Vue de l'Orangerie de Versailles, de la pièce d'eau des Suisses avec Vertumne et Pomone

© Jean Cotelle

Le lien vers le site collection

   

  • Au détour d’une salle ou d’une allée, une peinture, une sculpture ou un objet a retenu votre attention ; quel est-il ? Que représente-t-il pour vous ?

    La statue équestre de Louis XIV réalisée par Le Cavalier Bernin. Elle déplut à Louis XIV, fut retouchée par Girardon pour la transformer en Marcus Curtius se jetant dans les flammes et reléguée, en 1702, à l’extrémité de la pièce d’eau des Suisses. Son histoire, d’une commande de Colbert à son éloignement du château, témoigne de la faveur et de l’exil, deux notions essentielles pour saisir le fonctionnement de Versailles sous l’Ancien Régime. Elle nous renseigne sur le statut de l’artiste, en l’occurrence ici de premier rang, dans la France du XVIIe siècle, et illustre la victoire d’un art classique français sur un art baroque italien tourmenté, victoire que l’on retrouve également avec la colonnade Perrault du Louvre. Enfin, elle témoigne du souci du roi et de son entourage de gérer l’image officielle du souverain, une clef de lecture majeure pour comprendre le Versailles du Grand Siècle.    

  • Nos premiers pas dans la galerie des Glaces, l’eau jaillissant des Grandes Eaux… Chacun d’entre nous possède un souvenir de Versailles plus fort que les autres. Lequel est-ce pour vous ?

    Une représentation de La Mère confidente de Marivaux par la Comédie-Française le 20 septembre 2001 à l’Opéra royal. Je me souviens de l’arrivée de nuit, la possibilité, alors, de se garer dans la cour du château, le palais éclairé, l’impression d’être convié à une fête, ou plutôt à un divertissement pour reprendre une formulation de la cour de France, d’avoir Versailles pour moi loin de la cohue habituelle des visiteurs, d’emprunter la galerie des rois, avec une agréable odeur d’encaustique, puis de pénétrer dans une véritable bonbonnière bleue et or avec, à l’entracte, la liberté de circuler dans la salle, les loges et les galeries de l’Opéra royal. Un Versailles non muséifié, un Versailles vivant avec, en prime, la langue de Marivaux et le talent des pensionnaires de la maison de Molière.      
     

SES CONSEILS DE LECTURE 

  • Versailles se raconte à travers des milliers de pages, des mémoires les plus anciens aux livres d’art les plus récents.
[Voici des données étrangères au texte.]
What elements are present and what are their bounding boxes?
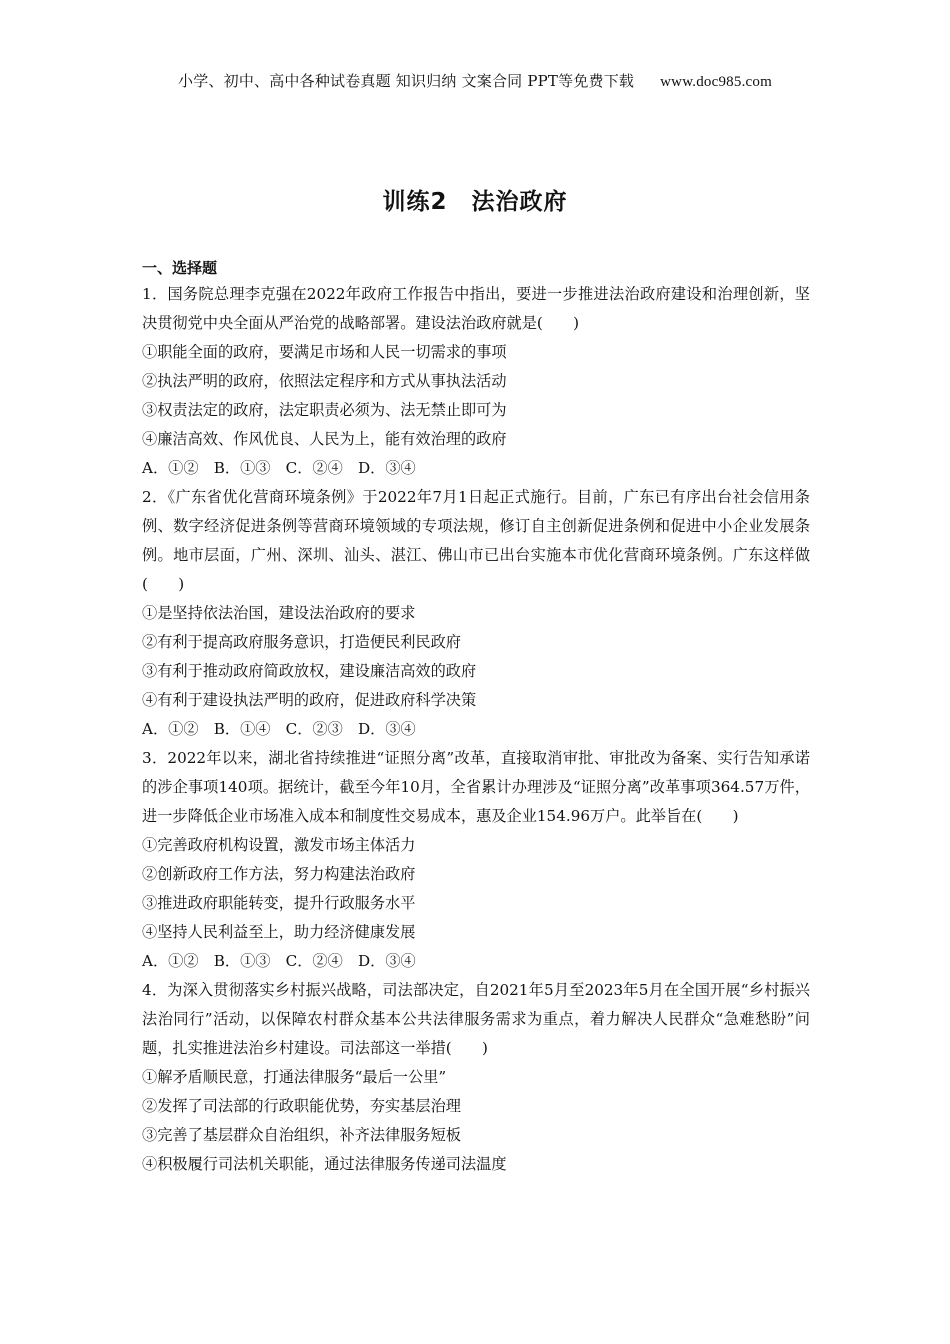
option-4: ④廉洁高效、作风优良、人民为上，能有效治理的政府 <box>142 430 507 448</box>
option-2: ②创新政府工作方法，努力构建法治政府 <box>142 865 416 883</box>
option-2: ②发挥了司法部的行政职能优势，夯实基层治理 <box>142 1097 461 1115</box>
option-2: ②执法严明的政府，依照法定程序和方式从事执法活动 <box>142 372 507 390</box>
answer-choices: A．①② B．①④ C．②③ D．③④ <box>142 720 416 738</box>
header-url[interactable]: www.doc985.com <box>660 74 772 90</box>
question-2 <box>142 483 810 744</box>
question-stem: 2．《广东省优化营商环境条例》于2022年7月1日起正式施行。目前，广东已有序出台社会信用条例、数字经济促进条例等营商环境领域的专项法规，修订自主创新促进条例和促进中小企业发展条例。地市层面，广州、深圳、汕头、湛江、佛山市已出台实施本市优化营商环境条例。广东这样做( ) <box>142 488 810 593</box>
option-1: ①解矛盾顺民意，打通法律服务“最后一公里” <box>142 1068 447 1086</box>
header-text: 小学、初中、高中各种试卷真题 知识归纳 文案合同 PPT等免费下载 <box>178 72 635 90</box>
option-3: ③推进政府职能转变，提升行政服务水平 <box>142 894 416 912</box>
option-4: ④有利于建设执法严明的政府，促进政府科学决策 <box>142 691 477 709</box>
option-1: ①是坚持依法治国，建设法治政府的要求 <box>142 604 416 622</box>
option-1: ①职能全面的政府，要满足市场和人民一切需求的事项 <box>142 343 507 361</box>
question-list <box>142 258 810 1179</box>
page-title: 训练2 法治政府 <box>382 189 568 215</box>
answer-choices: A．①② B．①③ C．②④ D．③④ <box>142 952 416 970</box>
option-3: ③完善了基层群众自治组织，补齐法律服务短板 <box>142 1126 461 1144</box>
section-heading: 一、选择题 <box>142 259 218 277</box>
option-4: ④积极履行司法机关职能，通过法律服务传递司法温度 <box>142 1155 507 1173</box>
option-1: ①完善政府机构设置，激发市场主体活力 <box>142 836 416 854</box>
question-stem: 4．为深入贯彻落实乡村振兴战略，司法部决定，自2021年5月至2023年5月在全国开展“乡村振兴法治同行”活动，以保障农村群众基本公共法律服务需求为重点，着力解决人民群众“急难愁盼”问题，扎实推进法治乡村建设。司法部这一举措( ) <box>142 981 810 1057</box>
question-1 <box>142 280 810 483</box>
option-3: ③权责法定的政府，法定职责必须为、法无禁止即可为 <box>142 401 507 419</box>
option-4: ④坚持人民利益至上，助力经济健康发展 <box>142 923 416 941</box>
question-4 <box>142 976 810 1179</box>
option-3: ③有利于推动政府简政放权，建设廉洁高效的政府 <box>142 662 477 680</box>
page-header <box>0 70 950 91</box>
question-stem: 1．国务院总理李克强在2022年政府工作报告中指出，要进一步推进法治政府建设和治理创新，坚决贯彻党中央全面从严治党的战略部署。建设法治政府就是( ) <box>142 285 810 332</box>
option-2: ②有利于提高政府服务意识，打造便民利民政府 <box>142 633 461 651</box>
question-3 <box>142 744 810 976</box>
question-stem: 3．2022年以来，湖北省持续推进“证照分离”改革，直接取消审批、审批改为备案、实行告知承诺的涉企事项140项。据统计，截至今年10月，全省累计办理涉及“证照分离”改革事项364.57万件，进一步降低企业市场准入成本和制度性交易成本，惠及企业154.96万户。此举旨在( ) <box>142 749 810 825</box>
answer-choices: A．①② B．①③ C．②④ D．③④ <box>142 459 416 477</box>
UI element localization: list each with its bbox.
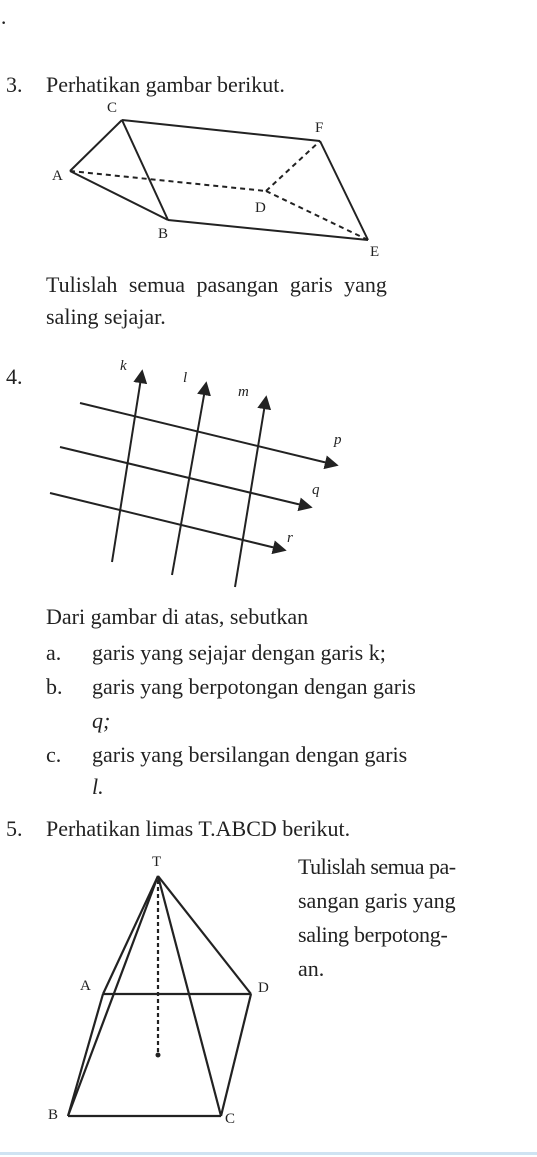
q5-side-text-3: saling berpotong- (298, 922, 448, 947)
q5-number: 5. (6, 816, 23, 841)
q4-label-p: p (334, 432, 342, 448)
q5-label-a: A (80, 978, 91, 994)
q4-label-q: q (312, 482, 320, 498)
top-mark: · (0, 10, 8, 35)
q3-label-b: B (158, 226, 169, 242)
q3-number: 3. (6, 72, 23, 97)
edge-td (158, 876, 251, 994)
q3-label-e: E (370, 244, 380, 260)
base-center-point (156, 1053, 161, 1058)
q4-item-b-line1: garis yang berpotongan dengan garis (92, 674, 416, 699)
q4-item-b-line2: q; (92, 708, 111, 733)
q3-label-a: A (52, 168, 63, 184)
q4-label-l: l (183, 370, 188, 386)
q4-item-c-line2: l. (92, 774, 104, 799)
q5-label-t: T (152, 854, 162, 870)
edge-ta (103, 876, 158, 994)
q3-instruction-line2: saling sejajar. (46, 304, 166, 329)
q5-label-c: C (225, 1111, 236, 1127)
q5-title: Perhatikan limas T.ABCD berikut. (46, 816, 351, 841)
q4-number: 4. (6, 364, 23, 389)
q3-instruction-line1: Tulislah semua pasangan garis yang (46, 272, 387, 297)
q4-item-b-letter: b. (46, 674, 63, 699)
q4-item-c-letter: c. (46, 742, 62, 767)
q4-intro: Dari gambar di atas, sebutkan (46, 604, 309, 629)
q4-label-k: k (120, 358, 127, 374)
q3-title: Perhatikan gambar berikut. (46, 72, 285, 97)
edge-cd (221, 994, 251, 1116)
edge-tb (68, 876, 158, 1116)
q4-label-m: m (238, 384, 249, 400)
q3-label-c: C (107, 100, 118, 116)
q5-side-text-2: sangan garis yang (298, 888, 456, 913)
q5-label-d: D (258, 980, 269, 996)
bottom-rule (0, 1152, 537, 1155)
edge-tc (158, 876, 221, 1116)
q4-item-a-letter: a. (46, 640, 62, 665)
q5-side-text-1: Tulislah semua pa- (298, 854, 456, 879)
edge-ab (68, 994, 103, 1116)
q4-label-r: r (287, 530, 293, 546)
q4-item-c-line1: garis yang bersilangan dengan garis (92, 742, 408, 767)
q4-item-a-line1: garis yang sejajar dengan garis k; (92, 640, 386, 665)
q3-label-d: D (255, 200, 266, 216)
q3-label-f: F (315, 120, 324, 136)
q5-label-b: B (48, 1107, 59, 1123)
q5-side-text-4: an. (298, 956, 325, 981)
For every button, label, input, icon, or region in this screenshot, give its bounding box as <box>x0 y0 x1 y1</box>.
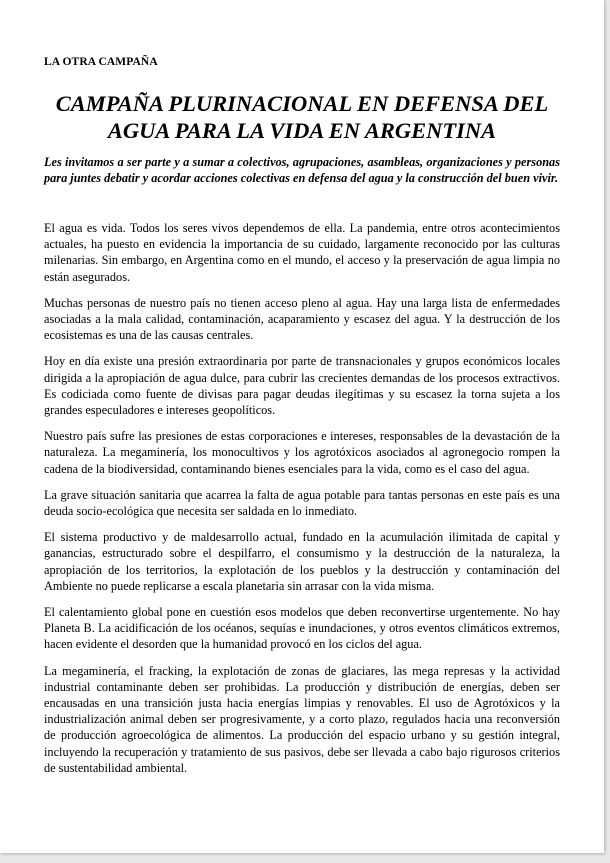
document-header: LA OTRA CAMPAÑA <box>44 56 158 68</box>
body-paragraph-7: El calentamiento global pone en cuestión esos modelos que deben reconvertirse urgentemente. No hay Planeta B. La acidificación de los océanos, sequías e inundaciones, y otros eventos climáticos extremos, hacen evidente el desorden que la humanidad provocó en los ciclos del agua. <box>44 605 560 652</box>
body-paragraph-3: Hoy en día existe una presión extraordinaria por parte de transnacionales y grupos económicos locales dirigida a la apropiación de agua dulce, para cubrir las crecientes demandas de los procesos extractivos. Es codiciada como fuente de divisas para pagar deudas ilegítimas y su escasez la torna sujeta a los grandes especuladores e intereses geopolíticos. <box>44 354 560 418</box>
body-paragraph-4: Nuestro país sufre las presiones de estas corporaciones e intereses, responsables de la devastación de la naturaleza. La megaminería, los monocultivos y los agrotóxicos asociados al agronegocio rompen la cadena de la biodiversidad, contaminando bienes esenciales para la vida, como es el caso del agua. <box>44 429 560 476</box>
body-paragraph-6: El sistema productivo y de maldesarrollo actual, fundado en la acumulación ilimitada de capital y ganancias, estructurado sobre el despilfarro, el consumismo y la destrucción de la naturaleza, la apropiación de los territorios, la explotación de los pueblos y la destrucción y contaminación del Ambiente no puede replicarse a escala planetaria sin arrasar con la vida misma. <box>44 530 560 593</box>
body-paragraph-1: El agua es vida. Todos los seres vivos dependemos de ella. La pandemia, entre otros acontecimientos actuales, ha puesto en evidencia la importancia de su cuidado, largamente reconocido por las culturas milenarias. Sin embargo, en Argentina como en el mundo, el acceso y la preservación de agua limpia no están asegurados. <box>44 221 560 284</box>
body-paragraph-5: La grave situación sanitaria que acarrea la falta de agua potable para tantas personas en este país es una deuda socio-ecológica que necesita ser saldada en lo inmediato. <box>44 487 560 519</box>
body-paragraph-2: Muchas personas de nuestro país no tienen acceso pleno al agua. Hay una larga lista de enfermedades asociadas a la mala calidad, contaminación, acaparamiento y escasez del agua. Y la destrucción de los ecosistemas es una de las causas centrales. <box>44 295 560 343</box>
body-paragraph-8: La megaminería, el fracking, la explotación de zonas de glaciares, las mega represas y la actividad industrial contaminante deben ser prohibidas. La producción y distribución de energías, deben ser encausadas en una transición justa hacia energías limpias y renovables. El uso de Agrotóxicos y la industrialización animal deben ser progresivamente, y a corto plazo, regulados hacia una reconversión de producción agroecológica de alimentos. La producción del espacio urbano y su gestión integral, incluyendo la recuperación y tratamiento de sus pasivos, debe ser llevada a cabo bajo rigurosos criterios de sustentabilidad ambiental. <box>44 663 560 775</box>
lead-paragraph: Les invitamos a ser parte y a sumar a colectivos, agrupaciones, asambleas, organizaciones y personas para juntes debatir y acordar acciones colectivas en defensa del agua y la construcción del buen vivir. <box>44 155 560 185</box>
document-title: CAMPAÑA PLURINACIONAL EN DEFENSA DEL AGUA PARA LA VIDA EN ARGENTINA <box>55 91 549 143</box>
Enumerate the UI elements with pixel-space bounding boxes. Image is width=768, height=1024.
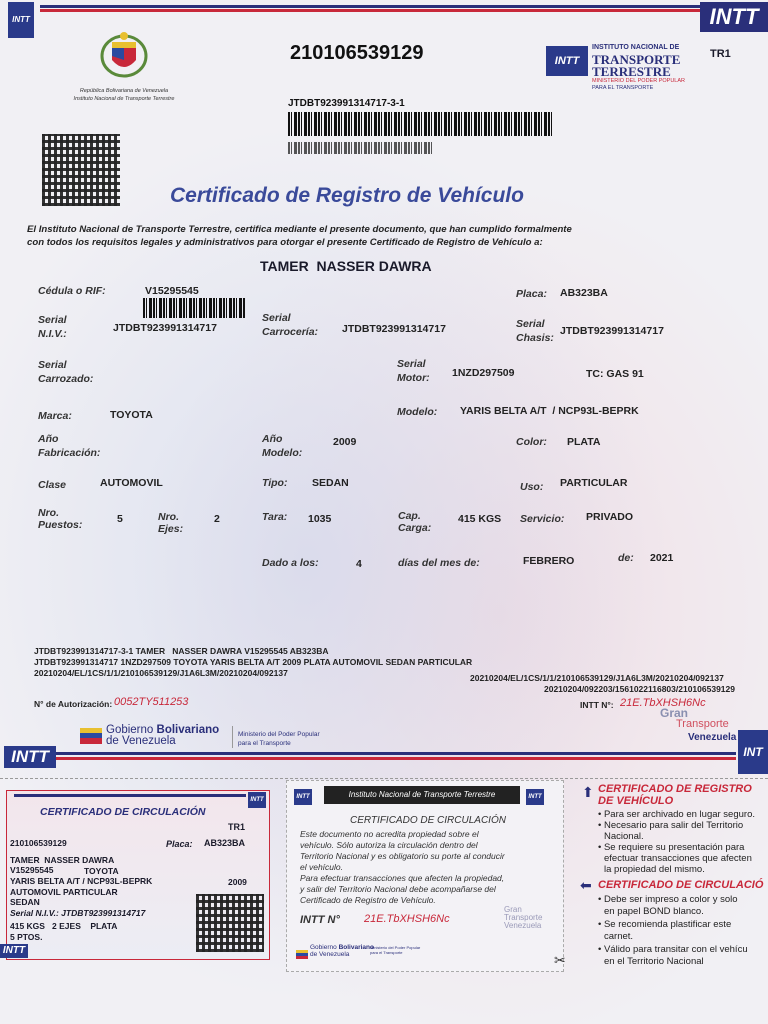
venezuela-flag-icon	[80, 728, 102, 744]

Quel est pour vous le livre incontournable sur Versailles ?

    Sans hésitation, la Manière de montrer les jardins de Versailles de la main même de Louis XIV. Versailles est né des jardins et de la volonté politique d’un jeune monarque. Les différentes versions du texte, six entre 1689 et 1705, soulignent l’implication personnelle et constante de Louis XIV dans le domaine de Versailles, les contraintes techniques du site pour faire jouer les eaux et l’approche absolutiste du paysage puisque nous sommes toujours dans le regard et les pas du maître des lieux. En quelques paragraphes très courts, l’essentiel est dit. À plusieurs reprises, j’ai proposé à mes étudiants une visite guidée des jardins de Versailles, et à chaque fois je l’ai assurée avec, à la main, un exemplaire de la Manière de montrer…, l’édition de la Réunion des musées nationaux par Simone Hoog. 

  • Classique, récit d’aventures, beau-livre… Incontournable de votre bibliothèque ou récente découverte, auriez-vous un conseil de lecture à nous donner ?

    Christophe Fouin, Thomas Garnier, Christian Milet et Didier Saulnier, Le Château de Versailles vu par ses photographes, Paris, Albin Michel 2016. Un beau livre, format à l’italienne, réalisé par les photographes officiels du Château. Ces derniers proposent des photographies pleine- page accompagnées de très courtes légendes tel un album de photographies de famille. Et c’est bien dans une intimité qu’ils nous introduisent, celle de leur regard sur leur château à travers les heures du jour, le ciel changeant d’Île-de-France et la course des saisons. Une approche intime, quasiment sensuel d’un palais déserté de tout visiteur et néanmoins profondément vivant grâce à la lumière et aux ombres sur les parquets et les marbres, à un détail d’une marqueterie ou d’une boiserie, ou à la façade déformée du Château vue à travers la vitre d’une fenêtre… Versailles a été particulièrement photographié et pourtant, à chaque page, on découvre une photographie jamais vue ailleurs. Une fois le livre refermé, demeure l’envie de retourner à Versailles, de s’approprier son Versailles.